National heating, ventilation and air-conditioning, or HVAC, codes include Standard 62.1-2013, “Ventilation for Acceptable Indoor Air Quality,” Standard 90.1-2013, “Energy Standards for Buildings” and Standard 189.1-2014, “Standard for the Design of High-Performance Green Buildings,” published by the American Society for Heating, Refrigerating and Air-Conditioning Engineers, or ASHRAE, the national standards-writing association for the HVAC industry. Some new regulations exist as of January 1, 2015, calling for increased energy efficiency of installed HVAC equipment, states The News, an HVAC industry magazine.
There are regional differences in minimum efficiency standards, as of 2015, informs the Air Conditioning, Heating and Refrigeration's magazine, The News. The United States are split into three regions for the purposes of these energy regulations: Northern, South-eastern and South-western. The requirement of a minimum 14 SEER rating, instead of 13, and an 8.2 Heating Seasonal Performance factor, or HSP, instead of 7.7, for all split-system heat pumps in North Carolina, for example, is a big change, reports the Homebuilders Association of Fayetteville.

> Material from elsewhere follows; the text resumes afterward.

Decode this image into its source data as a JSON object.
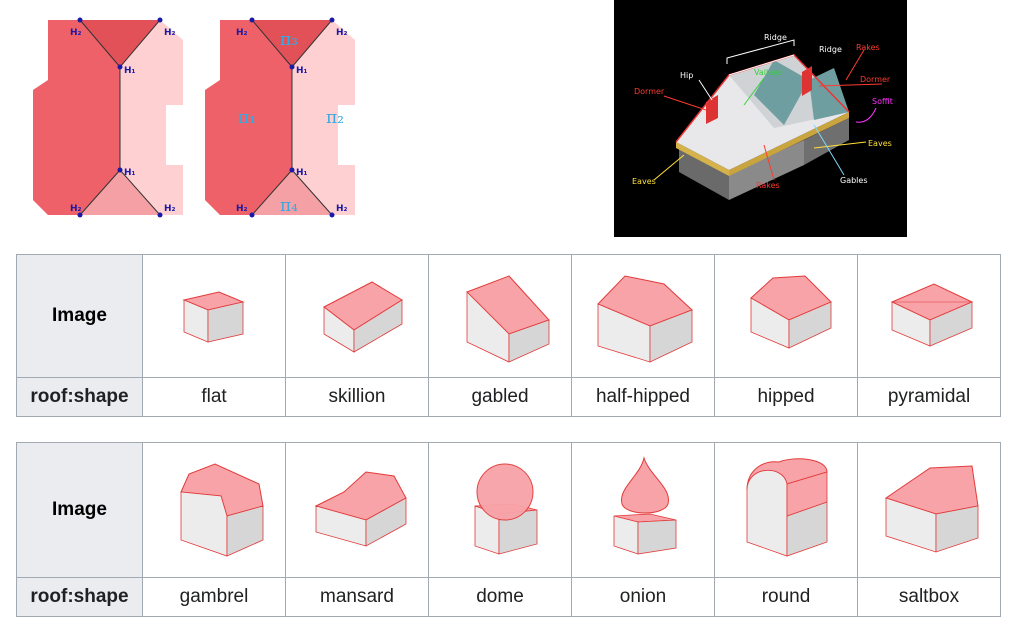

The Air Conditioning, Heating and Refrigeration Institute set SEER, or Seasonal Energy Efficiency Ratio, ratings in its standard AHRI 210/240, “Performance Rating of Unitary Air-Conditioning and Air-Source Heat Pump Equipment,” of 2008, according to Wikipedia. For an air conditioner, for example, SEER is the ratio of cooling in British thermal units, or BTUs, to the energy the unit uses in watt-hours, explains Wikipedia.